On the quiet city of Malvern Hills, next to where England meets Wales, Brian Harper noticed that his neighbors would walk their dogs every day to the city’s central park, so that their pets could answer Mother Nature’s call. Harper then thought it could be possible for all that organic matter to be useful and valuable – and he was right.
In 2015, Harper started developing the idea of turning dog poop into some sort of energy supply. That’s not something new, though. Manure can also serve as fuel. There is evidence that our ancestors were used to generate energy through organic matter since the Neolithic era. The system to transform that sort of material into flammable gas has been around since the 17th Century.
Ben Harper’s invention follows the same criteria, but with a higher degree of efficiency and without generating environmentally-dangerous gases. Only a single lamp is powered by the animals’ waste at Malvern Hills’ central park, but the technology is expected to be embraced soon by more and more green areas in the United Kingdom.
“The gas light captures people’s imagination and shows them dog poop has a value,” said Harper in an interview for British paper The Guardian. “As a result, we get it [poop] off the ground, into a receptacle, and produce something useful” he completed.
How does the manure system work?
It’s quite simple: When the citizens of Malvern Hills are walking their dogs around the park, they should collect their feces and put them in a green bin right next to the street lamp, which sustains not only the light bulb itself, but also its small energy power plant. The matter is then decomposed by anaerobic micro-organisms, producing fertilizer and methane, a flammable gas.
Turning dog poop into light
- The dog’s owner places the animal’s disposables into a plastic or paper bag;
- He/She turns a hand crank five times, making the machine send the matter to a biodigester, where microbes decompose it;
- In a process that takes a few days, biogas is then produced, composed by 60% methane and 40% carbon dioxide, which stays stored on site;
- When night comes, the street lamp itself, through a sensor that detects light variation, turns on the gas supply, which releases the exact amount of fuel to generate power and turn on the light.
The town's government set up the equipment in November 2017. According to Brian’s project, the system needs to be fed with ten bags of feces to keep the lights on for two hours.
Similar systems in other countries
Waterloo, in Canada, is coming up with a similar strategy to find a sustainable use for animals’ feces. The town’s government has installed a concrete structure to store the material in one of its parks. This storage is periodically emptied by trucks, which take the matter to a big central power plant. There, the material is mixed with other sorts of organic matter and then decomposed, generating methane, and therefore, energy. Fertilizer is also produced from this process, and then sold to farm owners.
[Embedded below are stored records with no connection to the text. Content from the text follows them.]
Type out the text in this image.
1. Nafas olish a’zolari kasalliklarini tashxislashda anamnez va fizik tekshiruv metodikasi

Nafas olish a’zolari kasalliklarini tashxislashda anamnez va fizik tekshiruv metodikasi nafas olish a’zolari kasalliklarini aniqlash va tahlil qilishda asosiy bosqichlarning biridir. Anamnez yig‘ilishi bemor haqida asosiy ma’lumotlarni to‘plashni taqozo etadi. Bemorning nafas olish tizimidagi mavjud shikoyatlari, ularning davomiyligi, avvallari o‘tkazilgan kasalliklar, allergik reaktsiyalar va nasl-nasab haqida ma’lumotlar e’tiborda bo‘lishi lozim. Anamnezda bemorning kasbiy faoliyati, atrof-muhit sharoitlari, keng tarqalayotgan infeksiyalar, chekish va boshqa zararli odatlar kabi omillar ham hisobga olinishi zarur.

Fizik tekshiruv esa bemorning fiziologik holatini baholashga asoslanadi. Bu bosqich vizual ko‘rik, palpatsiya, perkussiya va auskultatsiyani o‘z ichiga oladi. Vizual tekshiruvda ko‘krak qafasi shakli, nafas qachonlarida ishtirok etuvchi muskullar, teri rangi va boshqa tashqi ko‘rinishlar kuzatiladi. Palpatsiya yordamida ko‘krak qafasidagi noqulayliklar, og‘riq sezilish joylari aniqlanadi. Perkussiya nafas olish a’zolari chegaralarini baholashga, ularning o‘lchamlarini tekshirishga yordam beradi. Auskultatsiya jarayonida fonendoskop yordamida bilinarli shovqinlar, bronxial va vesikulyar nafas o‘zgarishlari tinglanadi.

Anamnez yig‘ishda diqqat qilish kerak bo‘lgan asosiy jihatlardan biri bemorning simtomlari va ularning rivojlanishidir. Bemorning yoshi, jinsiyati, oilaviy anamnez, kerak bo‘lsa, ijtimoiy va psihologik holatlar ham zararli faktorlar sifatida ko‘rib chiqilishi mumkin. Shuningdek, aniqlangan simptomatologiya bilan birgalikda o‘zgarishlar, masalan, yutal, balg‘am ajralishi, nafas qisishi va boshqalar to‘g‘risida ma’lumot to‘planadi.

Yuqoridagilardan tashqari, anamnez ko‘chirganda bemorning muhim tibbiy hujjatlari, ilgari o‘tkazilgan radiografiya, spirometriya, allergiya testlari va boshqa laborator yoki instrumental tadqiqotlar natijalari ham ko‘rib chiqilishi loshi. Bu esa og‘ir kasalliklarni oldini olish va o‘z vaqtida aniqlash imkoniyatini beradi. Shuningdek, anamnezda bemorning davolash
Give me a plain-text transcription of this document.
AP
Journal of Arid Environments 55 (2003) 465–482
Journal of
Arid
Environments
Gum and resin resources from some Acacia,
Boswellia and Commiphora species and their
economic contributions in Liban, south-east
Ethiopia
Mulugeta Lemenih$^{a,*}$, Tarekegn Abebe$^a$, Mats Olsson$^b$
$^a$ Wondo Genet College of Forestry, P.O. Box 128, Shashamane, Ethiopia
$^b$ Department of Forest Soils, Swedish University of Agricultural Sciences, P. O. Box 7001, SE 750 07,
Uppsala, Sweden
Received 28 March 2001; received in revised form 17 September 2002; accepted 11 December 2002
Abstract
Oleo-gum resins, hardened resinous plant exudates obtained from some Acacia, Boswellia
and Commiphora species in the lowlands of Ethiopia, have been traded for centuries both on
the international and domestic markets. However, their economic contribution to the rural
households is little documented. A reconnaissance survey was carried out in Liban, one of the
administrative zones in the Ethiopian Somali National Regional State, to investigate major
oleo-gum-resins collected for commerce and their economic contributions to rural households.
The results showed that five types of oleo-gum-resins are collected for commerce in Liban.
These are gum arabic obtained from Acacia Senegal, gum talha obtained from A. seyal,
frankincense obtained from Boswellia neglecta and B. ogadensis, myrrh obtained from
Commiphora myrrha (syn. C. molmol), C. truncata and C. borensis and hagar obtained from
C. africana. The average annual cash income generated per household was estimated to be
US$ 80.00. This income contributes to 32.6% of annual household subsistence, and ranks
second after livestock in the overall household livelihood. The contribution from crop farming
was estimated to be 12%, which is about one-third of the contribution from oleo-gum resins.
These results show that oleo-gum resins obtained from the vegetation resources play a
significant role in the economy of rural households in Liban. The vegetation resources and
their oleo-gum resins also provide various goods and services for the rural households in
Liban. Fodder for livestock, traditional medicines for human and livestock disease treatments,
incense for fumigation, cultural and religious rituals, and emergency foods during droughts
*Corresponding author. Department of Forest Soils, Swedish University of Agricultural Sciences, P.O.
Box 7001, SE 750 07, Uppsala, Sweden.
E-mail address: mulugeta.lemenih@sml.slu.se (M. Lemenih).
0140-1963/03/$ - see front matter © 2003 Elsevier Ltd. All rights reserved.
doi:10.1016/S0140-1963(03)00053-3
According to civil servants responsible for the system’s set up, the primary goal is not only to produce large-scale energy, but also to improve the city’s garbage collection system. “Collecting dog waste separately prevents it from contaminating our recycling streams, allowing us to divert both away from our landfill sites,” said Jeff Silcox-Childs, Waterloo’s director of environment and parks, to The Guardian. On the first five of a total 18 months of tests, the system was able to provide power to 13 houses and to remove 630 kilograms of CO2 from the atmosphere.
In India, the use of biodigesters has been happening for a while now, usually fueled with bovine manure. Technology is also seen there as a possible large-scale solution to help reduce public defecation.